Prologue: Overview of Biomarker and Bioanalytical Readouts for Safety and Efficacy Evaluation of AAV Gene Therapy

In vivo gene therapy has proven to be a viable therapeutic approach and holds enormous potential to treat rare diseases with monogenic mutations as well as complex acquired disorders. Recombinant adeno-associated virus (rAAV) has emerged as the most frequently used vehicle for genomic medicine. The technology platforms for clinical applications can be divided into four different approaches: gene replacement, gene addition, gene editing and gene regulation.

Biomarker is a measurable biological parameter which is used as an indicator of a normal biological process, a pathogenic process, or a pharmacologic response to a therapeutic intervention. Based on the context of use, biomarkers can be categorized into seven types: Susceptibility/Risk, Diagnostic, Monitoring, Prognostic, Predictive, Pharmacodynamic and Safety biomarkers. In drug development, biomarkers are used for different purposes at different stages. At preclinical stage, biomarkers can help identifying drug target, understating drug’s MoA, establishing PK/PD relationship, evaluating safety in animal studies, and selecting clinical dose.
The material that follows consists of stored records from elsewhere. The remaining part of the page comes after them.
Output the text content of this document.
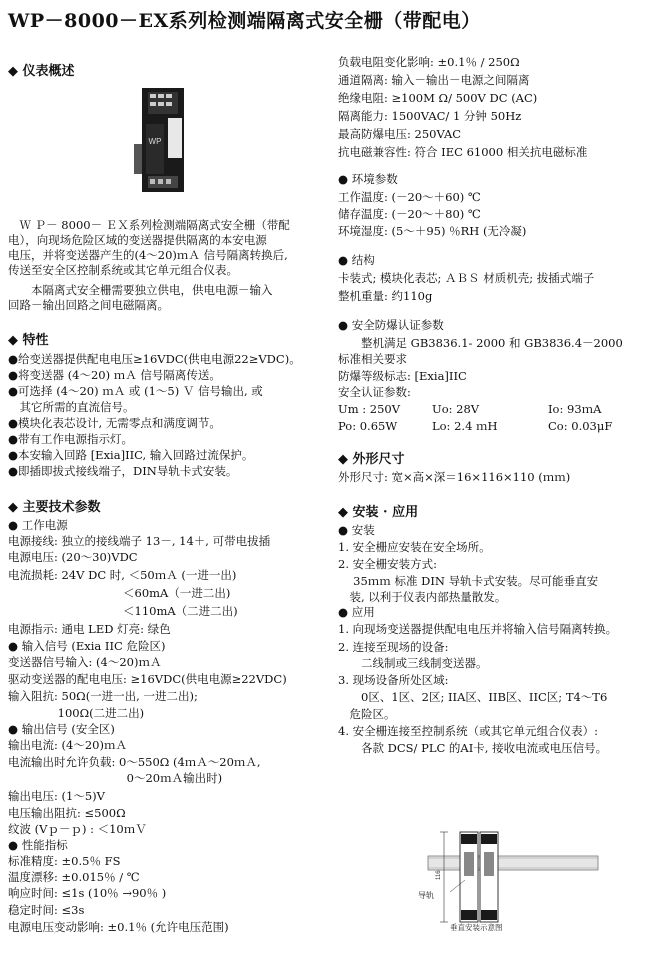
WP－8000－EX系列检测端隔离式安全栅（带配电）
◆ 仪表概述
WP
　Ｗ Ｐ－ 8000－ ＥＸ系列检测端隔离式安全栅（带配
电），向现场危险区域的变送器提供隔离的本安电源
电压，并将变送器产生的(4～20)ｍＡ 信号隔离转换后,
传送至安全区控制系统或其它单元组合仪表。
　　本隔离式安全栅需要独立供电，供电电源－输入
回路－输出回路之间电磁隔离。
◆ 特性
●给变送器提供配电电压≥16VDC(供电电源22≥VDC)。
●将变送器 (4～20) ｍＡ 信号隔离传送。
●可选择 (4～20) ｍＡ 或 (1～5) Ｖ 信号输出, 或
　其它所需的直流信号。
●模块化表芯设计, 无需零点和满度调节。
●带有工作电源指示灯。
●本安输入回路 [Exia]IIC, 输入回路过流保护。
●即插即拔式接线端子，DIN导轨卡式安装。
◆ 主要技术参数
● 工作电源
电源接线: 独立的接线端子 13－, 14＋, 可带电拔插
电源电压: (20～30)VDC
电流损耗: 24V DC 时, ＜50ｍＡ (一进一出)
　　　　　　　　　　＜60mA（一进二出)
　　　　　　　　　　＜110mA（二进二出)
电源指示: 通电 LED 灯亮: 绿色
● 输入信号 (Exia IIC 危险区)
变送器信号输入: (4～20)ｍＡ
驱动变送器的配电电压: ≥16VDC(供电电源≥22VDC)
输入阻抗: 50Ω(一进一出, 一进二出);
　　　　 100Ω(二进二出)
● 输出信号 (安全区)
输出电流: (4～20)ｍＡ
电流输出时允许负载: 0～550Ω (4ｍＡ～20ｍＡ,
　　　　　　　　　　 0～20ｍＡ输出时)
输出电压: (1～5)V
电压输出阻抗: ≤500Ω
纹波 (Vｐ－ｐ) : ＜10ｍＶ
● 性能指标
标准精度: ±0.5％ FS
温度漂移: ±0.015％ / ℃
响应时间: ≤1s (10％ →90％ )
稳定时间: ≤3s
电源电压变动影响: ±0.1％ (允许电压范围)
负载电阻变化影响: ±0.1％ / 250Ω
通道隔离: 输入－输出－电源之间隔离
绝缘电阻: ≥100M Ω/ 500V DC (AC)
隔离能力: 1500VAC/ 1 分钟 50Hz
最高防爆电压: 250VAC
抗电磁兼容性: 符合 IEC 61000 相关抗电磁标准
● 环境参数
工作温度: (－20～＋60) ℃
储存温度: (－20～＋80) ℃
环境湿度: (5～＋95) ％RH (无冷凝)
● 结构
卡装式; 模块化表芯; ＡＢＳ 材质机壳; 拔插式端子
整机重量: 约110g
● 安全防爆认证参数
　　整机满足 GB3836.1- 2000 和 GB3836.4－2000
标准相关要求
防爆等级标志: [Exia]IIC
安全认证参数:
Um : 250V	Uo: 28V	Io: 93ｍA
Po: 0.65W	Lo: 2.4 ｍH	Co: 0.03μF
◆ 外形尺寸
外形尺寸: 宽×高×深＝16×116×110 (ｍｍ)
◆ 安装 · 应用
● 安装
1. 安全栅应安装在安全场所。
2. 安全栅安装方式:
　 35ｍｍ 标准 DIN 导轨卡式安装。尽可能垂直安
　装, 以利于仪表内部热量散发。
● 应用
1. 向现场变送器提供配电电压并将输入信号隔离转换。
2. 连接至现场的设备:
　　二线制或三线制变送器。
3. 现场设备所处区域:
　　0区、1区、2区; IIA区、IIB区、IIC区; T4～T6
　危险区。
4. 安全栅连接至控制系统（或其它单元组合仪表）:
　　各款 DCS/ PLC 的AI卡, 接收电流或电压信号。
116
导轨
垂直安装示意图
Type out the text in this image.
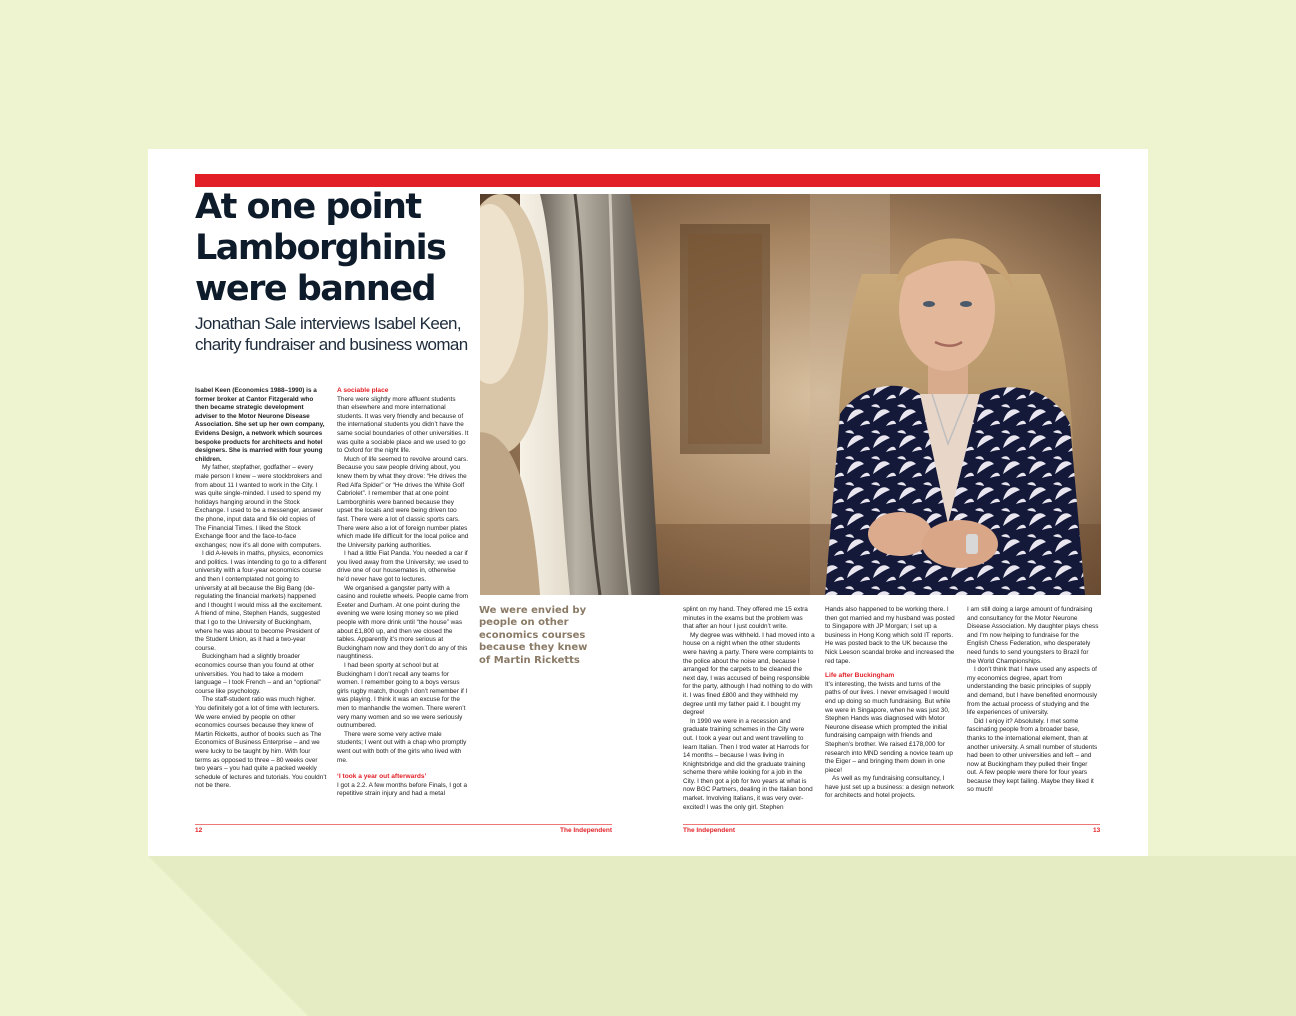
At one point Lamborghinis were banned
Jonathan Sale interviews Isabel Keen, charity fundraiser and business woman
We were envied by people on other economics courses because they knew of Martin Ricketts

Isabel Keen (Economics 1988–1990) is a former broker at Cantor Fitzgerald who then became strategic development adviser to the Motor Neurone Disease Association. She set up her own company, Evidens Design, a network which sources bespoke products for architects and hotel designers. She is married with four young children.

My father, stepfather, godfather – every male person I knew – were stockbrokers and from about 11 I wanted to work in the City. I was quite single-minded. I used to spend my holidays hanging around in the Stock Exchange. I used to be a messenger, answer the phone, input data and file old copies of The Financial Times. I liked the Stock Exchange floor and the face-to-face exchanges; now it’s all done with computers.

I did A-levels in maths, physics, economics and politics. I was intending to go to a different university with a four-year economics course and then I contemplated not going to university at all because the Big Bang (de-regulating the financial markets) happened and I thought I would miss all the excitement. A friend of mine, Stephen Hands, suggested that I go to the University of Buckingham, where he was about to become President of the Student Union, as it had a two-year course.

Buckingham had a slightly broader economics course than you found at other universities. You had to take a modern language – I took French – and an “optional” course like psychology.

The staff-student ratio was much higher. You definitely got a lot of time with lecturers. We were envied by people on other economics courses because they knew of Martin Ricketts, author of books such as The Economics of Business Enterprise – and we were lucky to be taught by him. With four terms as opposed to three – 80 weeks over two years – you had quite a packed weekly schedule of lectures and tutorials. You couldn’t not be there.

A sociable place

There were slightly more affluent students than elsewhere and more international students. It was very friendly and because of the international students you didn’t have the same social boundaries of other universities. It was quite a sociable place and we used to go to Oxford for the night life.

Much of life seemed to revolve around cars. Because you saw people driving about, you knew them by what they drove: “He drives the Red Alfa Spider” or “He drives the White Golf Cabriolet”. I remember that at one point Lamborghinis were banned because they upset the locals and were being driven too fast. There were a lot of classic sports cars. There were also a lot of foreign number plates which made life difficult for the local police and the University parking authorities.

I had a little Fiat Panda. You needed a car if you lived away from the University; we used to drive one of our housemates in, otherwise he’d never have got to lectures.

We organised a gangster party with a casino and roulette wheels. People came from Exeter and Durham. At one point during the evening we were losing money so we plied people with more drink until “the house” was about £1,800 up, and then we closed the tables. Apparently it’s more serious at Buckingham now and they don’t do any of this naughtiness.

I had been sporty at school but at Buckingham I don’t recall any teams for women. I remember going to a boys versus girls rugby match, though I don’t remember if I was playing. I think it was an excuse for the men to manhandle the women. There weren’t very many women and so we were seriously outnumbered.

There were some very active male students; I went out with a chap who promptly went out with both of the girls who lived with me.

‘I took a year out afterwards’

I got a 2.2. A few months before Finals, I got a repetitive strain injury and had a metal

splint on my hand. They offered me 15 extra minutes in the exams but the problem was that after an hour I just couldn’t write.

My degree was withheld. I had moved into a house on a night when the other students were having a party. There were complaints to the police about the noise and, because I arranged for the carpets to be cleaned the next day, I was accused of being responsible for the party, although I had nothing to do with it. I was fined £800 and they withheld my degree until my father paid it. I bought my degree!

In 1990 we were in a recession and graduate training schemes in the City were out. I took a year out and went travelling to learn Italian. Then I trod water at Harrods for 14 months – because I was living in Knightsbridge and did the graduate training scheme there while looking for a job in the City. I then got a job for two years at what is now BGC Partners, dealing in the Italian bond market. Involving Italians, it was very over-excited! I was the only girl. Stephen

Hands also happened to be working there. I then got married and my husband was posted to Singapore with JP Morgan; I set up a business in Hong Kong which sold IT reports. He was posted back to the UK because the Nick Leeson scandal broke and increased the red tape.

Life after Buckingham

It’s interesting, the twists and turns of the paths of our lives. I never envisaged I would end up doing so much fundraising. But while we were in Singapore, when he was just 30, Stephen Hands was diagnosed with Motor Neurone disease which prompted the initial fundraising campaign with friends and Stephen’s brother. We raised £178,000 for research into MND sending a novice team up the Eiger – and bringing them down in one piece!

As well as my fundraising consultancy, I have just set up a business: a design network for architects and hotel projects.

I am still doing a large amount of fundraising and consultancy for the Motor Neurone Disease Association. My daughter plays chess and I’m now helping to fundraise for the English Chess Federation, who desperately need funds to send youngsters to Brazil for the World Championships.

I don’t think that I have used any aspects of my economics degree, apart from understanding the basic principles of supply and demand, but I have benefited enormously from the actual process of studying and the life experiences of university.

Did I enjoy it? Absolutely. I met some fascinating people from a broader base, thanks to the international element, than at another university. A small number of students had been to other universities and left – and now at Buckingham they pulled their finger out. A few people were there for four years because they kept failing. Maybe they liked it so much!

12	The Independent	The Independent	13
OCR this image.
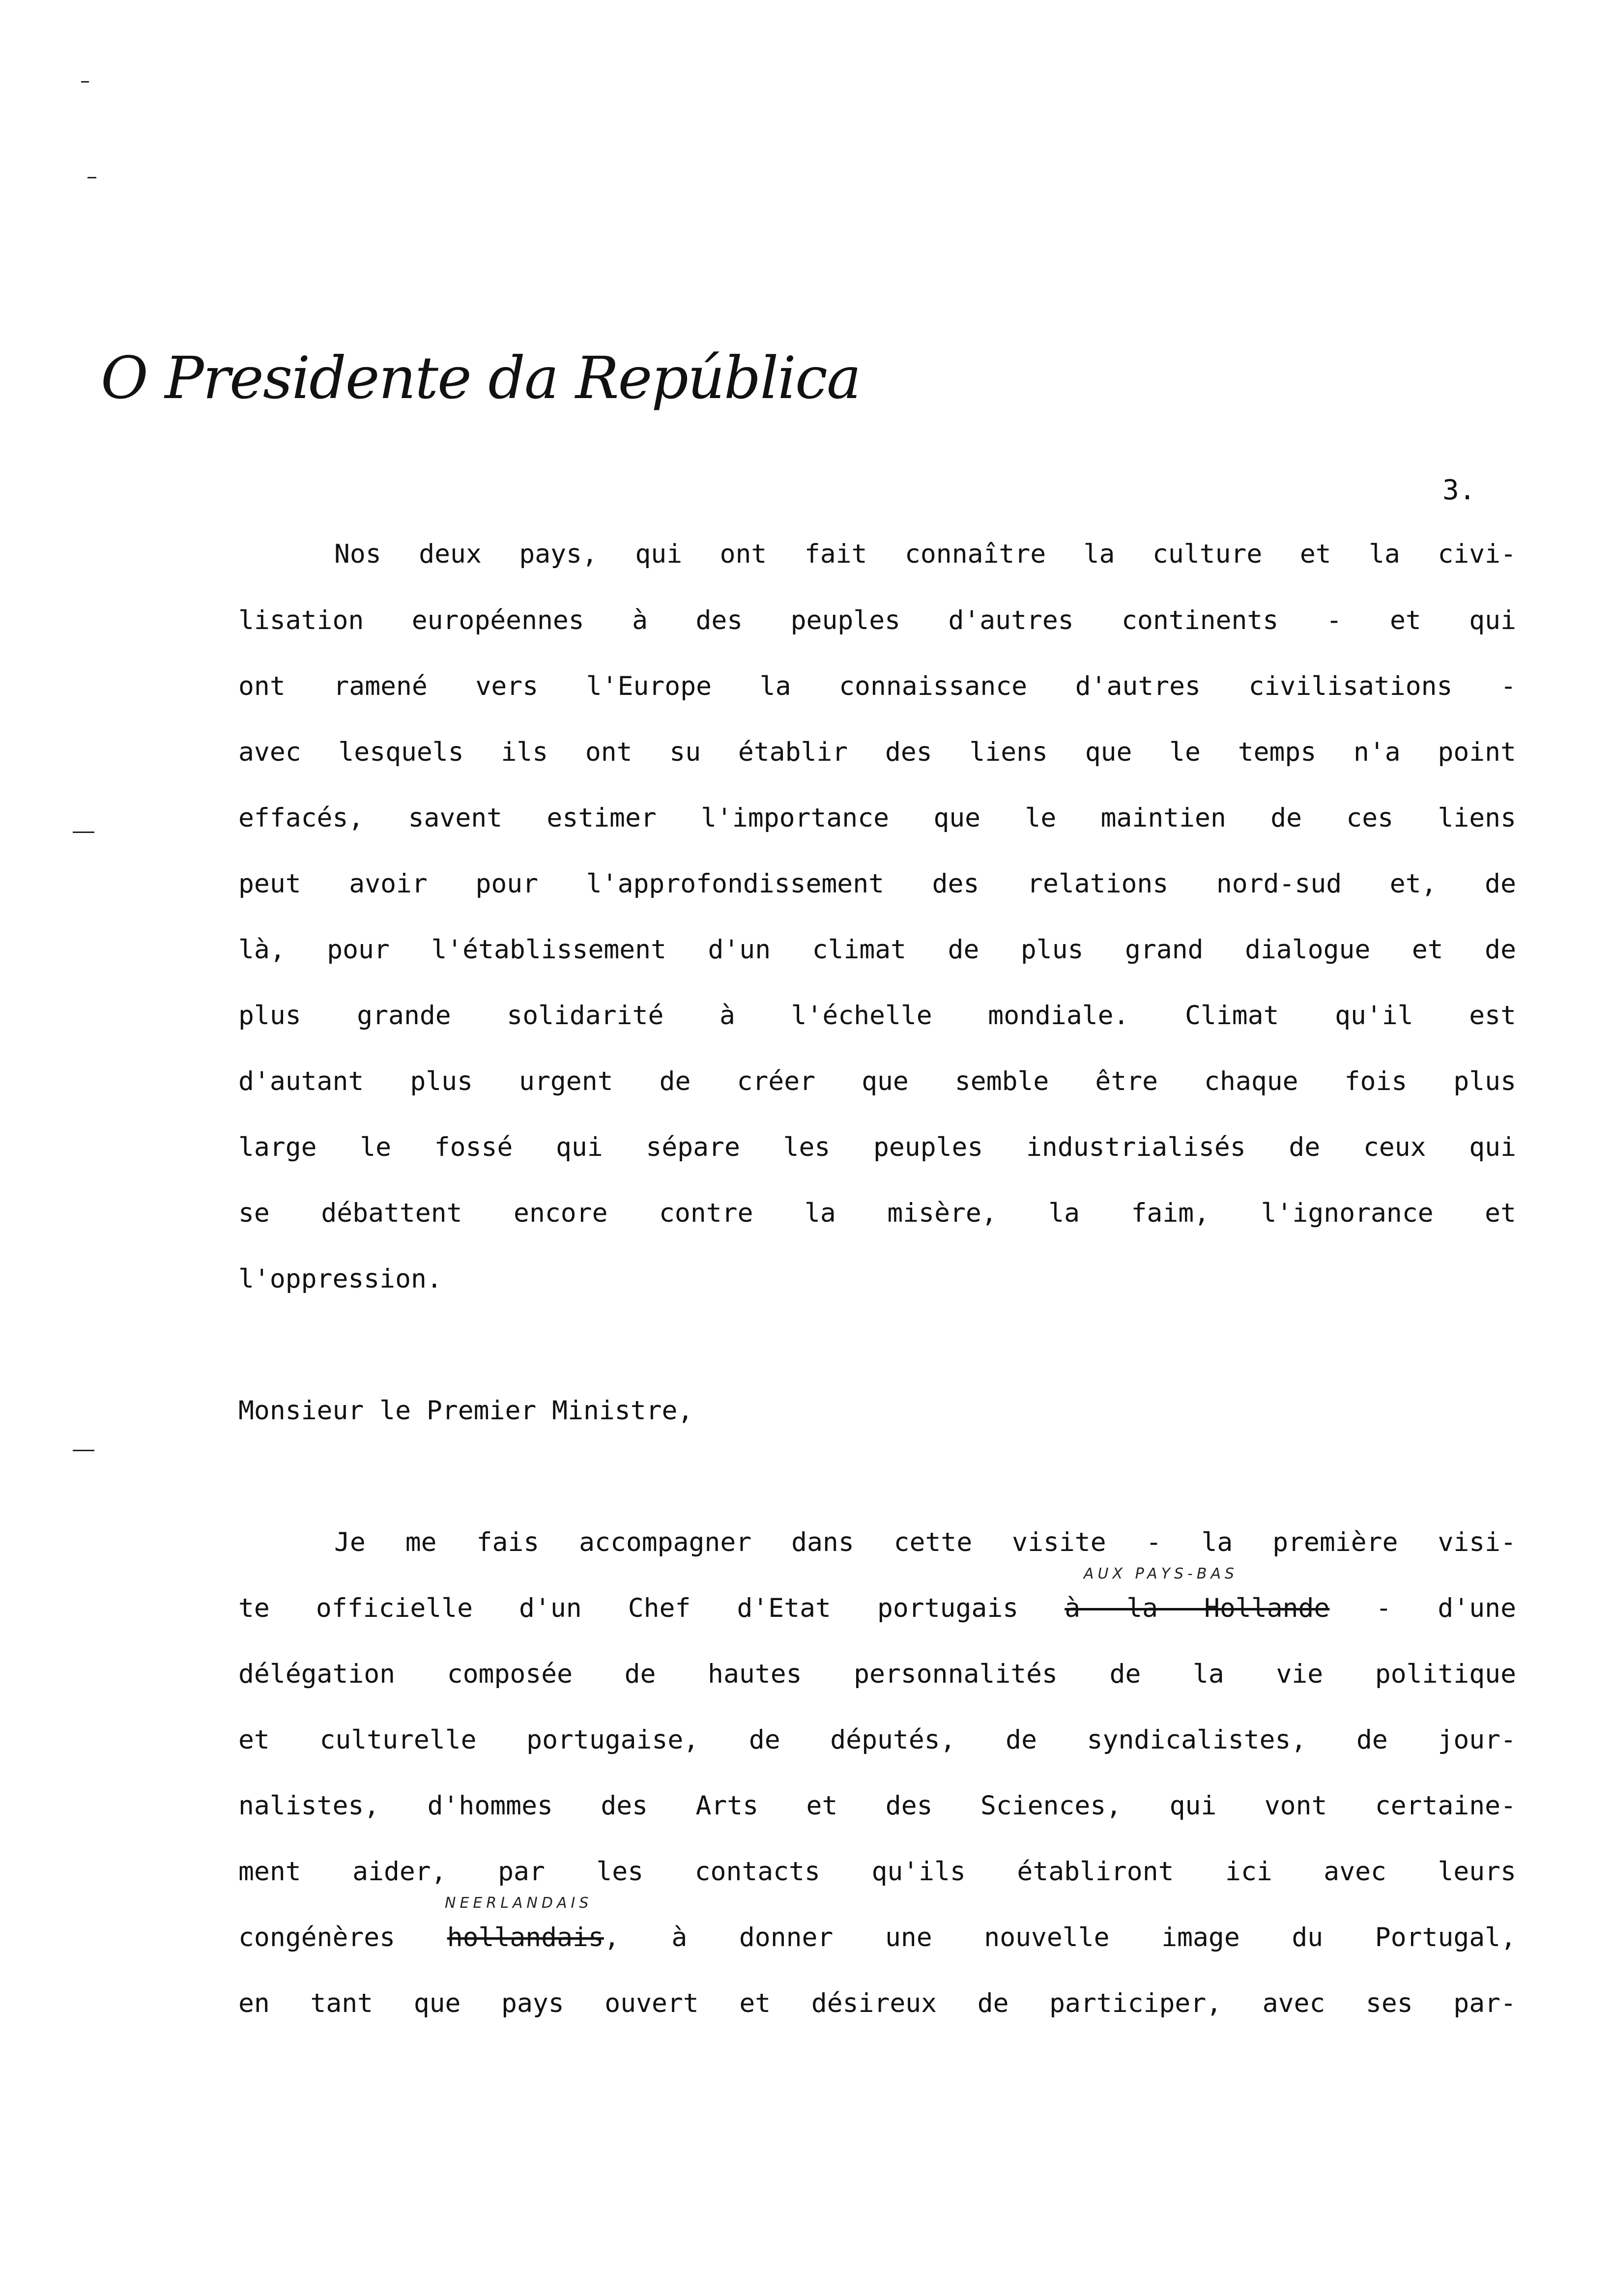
O Presidente da República
3.
Nos deux pays, qui ont fait connaître la culture et la civi-
lisation européennes à des peuples d'autres continents - et qui
ont ramené vers l'Europe la connaissance d'autres civilisations -
avec lesquels ils ont su établir des liens que le temps n'a point
effacés, savent estimer l'importance que le maintien de ces liens
peut avoir pour l'approfondissement des relations nord-sud et, de
là, pour l'établissement d'un climat de plus grand dialogue et de
plus grande solidarité à l'échelle mondiale. Climat qu'il est
d'autant plus urgent de créer que semble être chaque fois plus
large le fossé qui sépare les peuples industrialisés de ceux qui
se débattent encore contre la misère, la faim, l'ignorance et
l'oppression.
Monsieur le Premier Ministre,
Je me fais accompagner dans cette visite - la première visi-
AUX PAYS-BAS
te officielle d'un Chef d'Etat portugais à la Hollande - d'une
délégation composée de hautes personnalités de la vie politique
et culturelle portugaise, de députés, de syndicalistes, de jour-
nalistes, d'hommes des Arts et des Sciences, qui vont certaine-
ment aider, par les contacts qu'ils établiront ici avec leurs
NEERLANDAIS
congénères hollandais, à donner une nouvelle image du Portugal,
en tant que pays ouvert et désireux de participer, avec ses par-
During clinical development, biomarkers can identify patients for clinical trial patient enrollment, demonstrate a treatment is having the desired effect on the body, or monitor the safety of a therapy. For clinical development, the conventional approach is to use clinical outcomes to evaluate the performance of a drug. Clinical outcomes measures how patients feel, function and survive. These mortality or disease progression endpoints may take many years. The biomarker-driven approach is to use biomarkers to predict drug efficacy. These biomarkers are called surrogate endpoint. They have been used in clinical trials to substitute for clinical endpoints to predict clinical benefits. This approach may shorten the path of drug development and get the drug to patient faster. This presentation will provide an overview of biomarkers and bioanalytical endpoints for patient selection, biodistribution and shedding, pharmacodynamic as well as safety evaluation of genomic medicine.